Großer Gott, da wurde auf alle erdenklichen Konventionen geschissen XD
Immerhin hast du brav eingerückt 

Also mit auslagern meinte ich (und das hast du jetzt sogar noch viel nötiger als ich eigentlich dachte), dass du daraus eine eigene Klasse machst. Die Grundlagen dafür kannst du dir ganz schnell aneignen. Ich empfehle dir mal Nach "Java Insel" zu googlen.

Stichwort: Klassen, Methoden
Davon brauchste erst mal ne Menge. Dann kann man den Code auch lesen und dir eher helfen.

Und ehe du das nicht hast machts wohl auch nicht viel Sinn dir zu erklären wie ein Thread funktioniert. Dafür fehlen dir einfach die Grundlagen.


----------



## chewee (5. Apr 2014)

ich sag ja ... blutiger Anfänger 
und das einrücken macht ja eclipse alles :toll:
soll ich dafür dann einfach eine neue Klasse erstellen und dann darauf quasi verweisen?


----------



## Highchiller (5. Apr 2014)

Da besteht viel nachholbedarf...

Erst mal solltest du in der main-Methode nichts machen als ein Objekt deiner Klasse zu erstellen. Die erbt dann vom JFrame und wird in der Main als Objekt erzeugt.
Dann erhält deine Klasse schon mal eine Methode für diese ganzen If-Cases. Die scheinen mir extremst ähnlich zu sein (hab nich genau nachgeschaut). Also machst du daraus eine Methode und rufst die Methode entsprechend auf. Noch eleganter wirds wenn du statt 10-mal if einfach Switch-Case verwendest.

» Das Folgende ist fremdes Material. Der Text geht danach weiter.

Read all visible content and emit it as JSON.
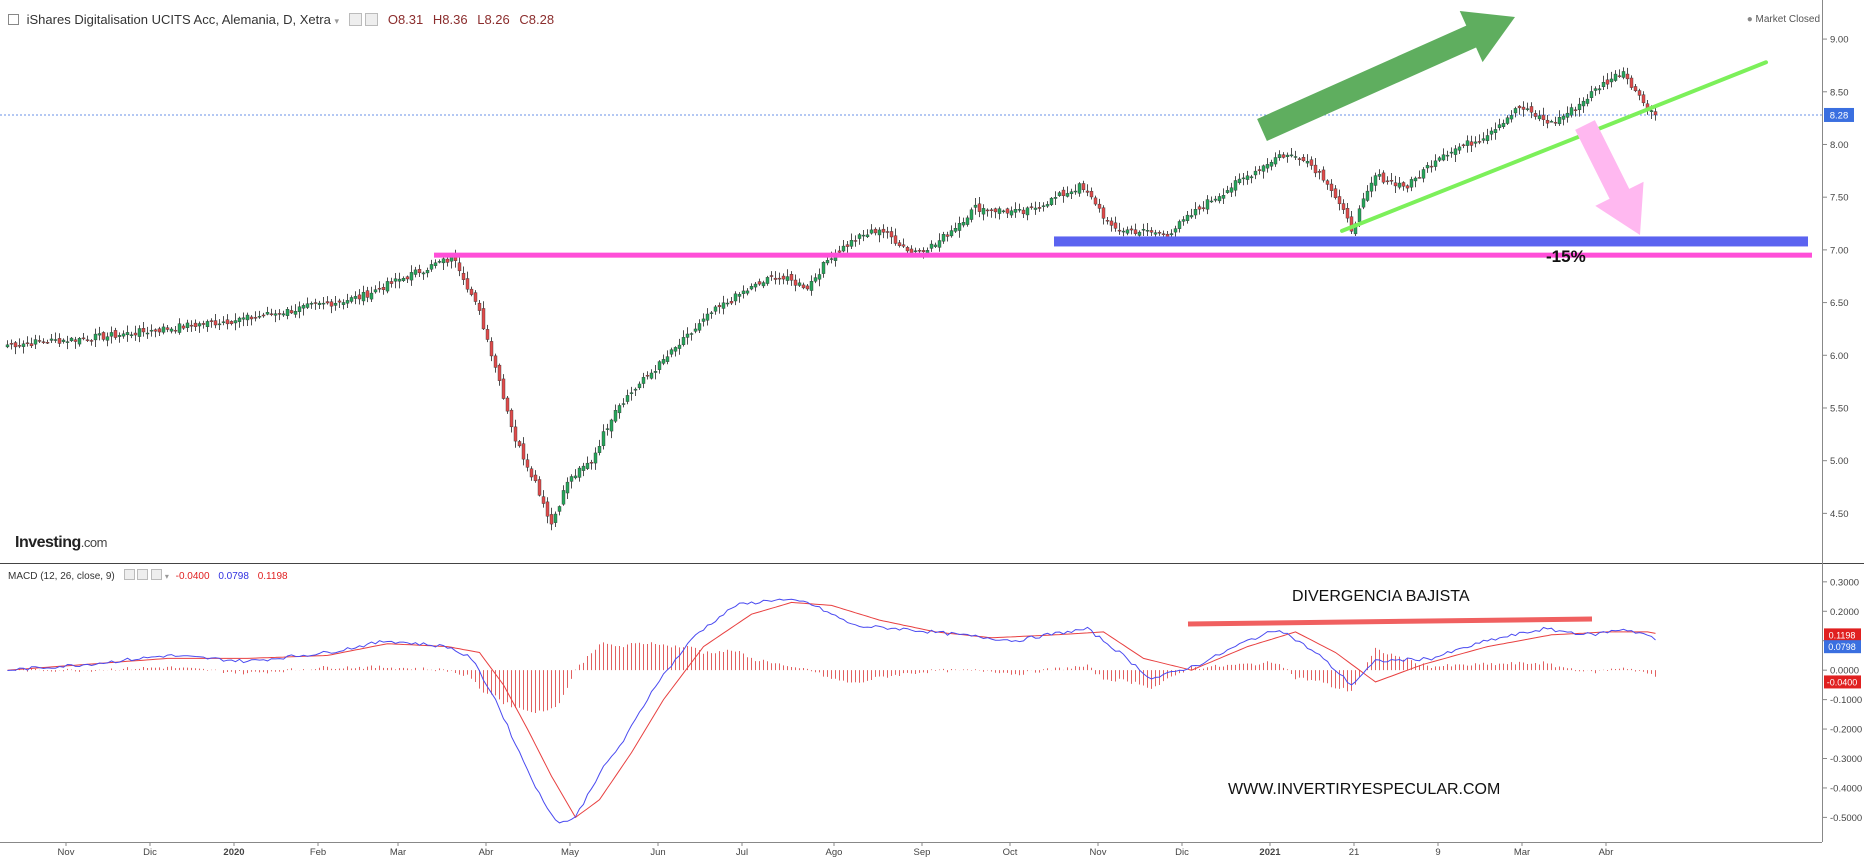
{
  "header": {
    "title": "iShares Digitalisation UCITS Acc, Alemania, D, Xetra",
    "open": "O8.31",
    "high": "H8.36",
    "low": "L8.26",
    "close": "C8.28",
    "market_status": "Market Closed"
  },
  "macd_header": {
    "label": "MACD (12, 26, close, 9)",
    "hist_value": "-0.0400",
    "macd_value": "0.0798",
    "signal_value": "0.1198"
  },
  "brand": {
    "name": "Investing",
    "suffix": ".com"
  },
  "annotations": {
    "percent_label": "-15%",
    "divergence_label": "DIVERGENCIA BAJISTA",
    "website": "WWW.INVERTIRYESPECULAR.COM"
  },
  "colors": {
    "up": "#26a65b",
    "down": "#e04b4b",
    "support_magenta": "#ff4fd8",
    "support_blue": "#5b63f0",
    "trend_green": "#7cf05a",
    "arrow_up": "#5fae5f",
    "arrow_down": "#ffb8f0",
    "macd_line": "#4a4af0",
    "signal_line": "#e84040",
    "price_badge": "#3a6fe0",
    "signal_badge": "#e02020",
    "hist_badge": "#e02020"
  },
  "chart_data": [
    {
      "type": "candlestick",
      "title": "iShares Digitalisation UCITS Acc, Alemania, D, Xetra",
      "x_tick_labels": [
        "Nov",
        "Dic",
        "2020",
        "Feb",
        "Mar",
        "Abr",
        "May",
        "Jun",
        "Jul",
        "Ago",
        "Sep",
        "Oct",
        "Nov",
        "Dic",
        "2021",
        "21",
        "9",
        "Mar",
        "Abr"
      ],
      "y_tick_labels": [
        "9.00",
        "8.50",
        "8.00",
        "7.50",
        "7.00",
        "6.50",
        "6.00",
        "5.50",
        "5.00",
        "4.50"
      ],
      "ylim": [
        4.2,
        9.2
      ],
      "last_price": 8.28,
      "last_price_label": "8.28",
      "close_series": {
        "description_months": [
          "Nov 2019",
          "Dic 2019",
          "Ene 2020",
          "Feb 2020",
          "Mar 2020",
          "Abr 2020",
          "May 2020",
          "Jun 2020",
          "Jul 2020",
          "Ago 2020",
          "Sep 2020",
          "Oct 2020",
          "Nov 2020",
          "Dic 2020",
          "Ene 2021",
          "Feb 2021"
        ],
        "anchors": [
          [
            0,
            6.1
          ],
          [
            25,
            6.18
          ],
          [
            45,
            6.28
          ],
          [
            60,
            6.35
          ],
          [
            70,
            6.42
          ],
          [
            88,
            6.55
          ],
          [
            100,
            6.75
          ],
          [
            108,
            6.88
          ],
          [
            112,
            6.92
          ],
          [
            118,
            6.4
          ],
          [
            122,
            5.9
          ],
          [
            127,
            5.2
          ],
          [
            132,
            4.8
          ],
          [
            136,
            4.4
          ],
          [
            140,
            4.8
          ],
          [
            146,
            5.0
          ],
          [
            152,
            5.5
          ],
          [
            160,
            5.8
          ],
          [
            168,
            6.1
          ],
          [
            176,
            6.4
          ],
          [
            184,
            6.6
          ],
          [
            192,
            6.75
          ],
          [
            200,
            6.65
          ],
          [
            206,
            6.95
          ],
          [
            212,
            7.1
          ],
          [
            218,
            7.2
          ],
          [
            226,
            6.98
          ],
          [
            232,
            7.05
          ],
          [
            242,
            7.4
          ],
          [
            254,
            7.35
          ],
          [
            268,
            7.6
          ],
          [
            272,
            7.45
          ],
          [
            276,
            7.2
          ],
          [
            282,
            7.18
          ],
          [
            290,
            7.15
          ],
          [
            300,
            7.45
          ],
          [
            310,
            7.7
          ],
          [
            318,
            7.9
          ],
          [
            324,
            7.88
          ],
          [
            330,
            7.65
          ],
          [
            336,
            7.2
          ],
          [
            342,
            7.7
          ],
          [
            350,
            7.6
          ],
          [
            358,
            7.9
          ],
          [
            368,
            8.05
          ],
          [
            378,
            8.35
          ],
          [
            386,
            8.2
          ],
          [
            392,
            8.35
          ],
          [
            398,
            8.55
          ],
          [
            404,
            8.7
          ],
          [
            408,
            8.45
          ],
          [
            412,
            8.28
          ]
        ]
      },
      "support_levels": [
        6.95,
        7.08
      ],
      "trendline": [
        [
          334,
          7.18
        ],
        [
          440,
          8.78
        ]
      ]
    },
    {
      "type": "line",
      "title": "MACD (12, 26, close, 9)",
      "y_tick_labels": [
        "0.3000",
        "0.2000",
        "0.1000",
        "0.0000",
        "-0.1000",
        "-0.2000",
        "-0.3000",
        "-0.4000",
        "-0.5000"
      ],
      "ylim": [
        -0.57,
        0.33
      ],
      "series": [
        {
          "name": "MACD",
          "points": [
            [
              0,
              0.0
            ],
            [
              20,
              0.02
            ],
            [
              40,
              0.05
            ],
            [
              60,
              0.03
            ],
            [
              80,
              0.06
            ],
            [
              95,
              0.1
            ],
            [
              110,
              0.08
            ],
            [
              116,
              0.04
            ],
            [
              122,
              -0.1
            ],
            [
              128,
              -0.28
            ],
            [
              134,
              -0.45
            ],
            [
              138,
              -0.52
            ],
            [
              142,
              -0.5
            ],
            [
              148,
              -0.35
            ],
            [
              154,
              -0.24
            ],
            [
              162,
              -0.05
            ],
            [
              172,
              0.12
            ],
            [
              182,
              0.22
            ],
            [
              192,
              0.24
            ],
            [
              200,
              0.23
            ],
            [
              212,
              0.15
            ],
            [
              224,
              0.14
            ],
            [
              238,
              0.12
            ],
            [
              252,
              0.1
            ],
            [
              260,
              0.12
            ],
            [
              270,
              0.14
            ],
            [
              278,
              0.06
            ],
            [
              286,
              -0.03
            ],
            [
              298,
              0.02
            ],
            [
              310,
              0.1
            ],
            [
              318,
              0.14
            ],
            [
              328,
              0.05
            ],
            [
              336,
              -0.05
            ],
            [
              342,
              0.03
            ],
            [
              356,
              0.04
            ],
            [
              370,
              0.1
            ],
            [
              384,
              0.14
            ],
            [
              396,
              0.12
            ],
            [
              404,
              0.14
            ],
            [
              410,
              0.12
            ],
            [
              414,
              0.08
            ]
          ]
        },
        {
          "name": "Signal",
          "points": [
            [
              0,
              0.0
            ],
            [
              20,
              0.02
            ],
            [
              40,
              0.04
            ],
            [
              60,
              0.04
            ],
            [
              80,
              0.05
            ],
            [
              95,
              0.09
            ],
            [
              110,
              0.08
            ],
            [
              118,
              0.06
            ],
            [
              124,
              -0.05
            ],
            [
              130,
              -0.2
            ],
            [
              136,
              -0.36
            ],
            [
              142,
              -0.5
            ],
            [
              148,
              -0.44
            ],
            [
              156,
              -0.28
            ],
            [
              164,
              -0.1
            ],
            [
              174,
              0.08
            ],
            [
              186,
              0.19
            ],
            [
              196,
              0.23
            ],
            [
              206,
              0.22
            ],
            [
              218,
              0.17
            ],
            [
              232,
              0.13
            ],
            [
              246,
              0.11
            ],
            [
              262,
              0.12
            ],
            [
              274,
              0.13
            ],
            [
              284,
              0.04
            ],
            [
              296,
              0.0
            ],
            [
              310,
              0.08
            ],
            [
              322,
              0.13
            ],
            [
              332,
              0.06
            ],
            [
              342,
              -0.04
            ],
            [
              354,
              0.02
            ],
            [
              370,
              0.08
            ],
            [
              386,
              0.12
            ],
            [
              400,
              0.13
            ],
            [
              410,
              0.13
            ],
            [
              414,
              0.12
            ]
          ]
        }
      ],
      "divergence_line": [
        [
          0.1198,
          0.1198
        ]
      ]
    }
  ]
}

Wenn du das alles hast kannst du dir eine 2. Klasse fast sparen. Dann musst du das was in der Methode aufgerufen wird (denn das dauert ja so lange) als eigenen Thread starten, damit dein Programm eben parallel und nicht sequentiell läuft.

Dann friert deine GUI auch nich mehr ein...

UND DAAAAAANNNN kannst du dich an USB versuchen XD


----------



## chewee (5. Apr 2014)

Highchiller hat gesagt.:


> UND DAAAAAANNNN kannst du dich an USB versuchen XD



so wollte ich das auch machen  erstmal den rest zum laufen kriegen und denn das mit dem stick.
Denn das scheint mir noch mal ne dicke Hausnummer zu sein:rtfm:



sorry für die noob fragen aber 
ein Objekt meiner Klasse erstellen bedeutet dann also nur die gui
und den rest in einer neuen klasse?


----------



## Highchiller (5. Apr 2014)

Du kannst ja deine Klasse direkt benutzen. Also musst du eigentlich keine ganz neue schreiben.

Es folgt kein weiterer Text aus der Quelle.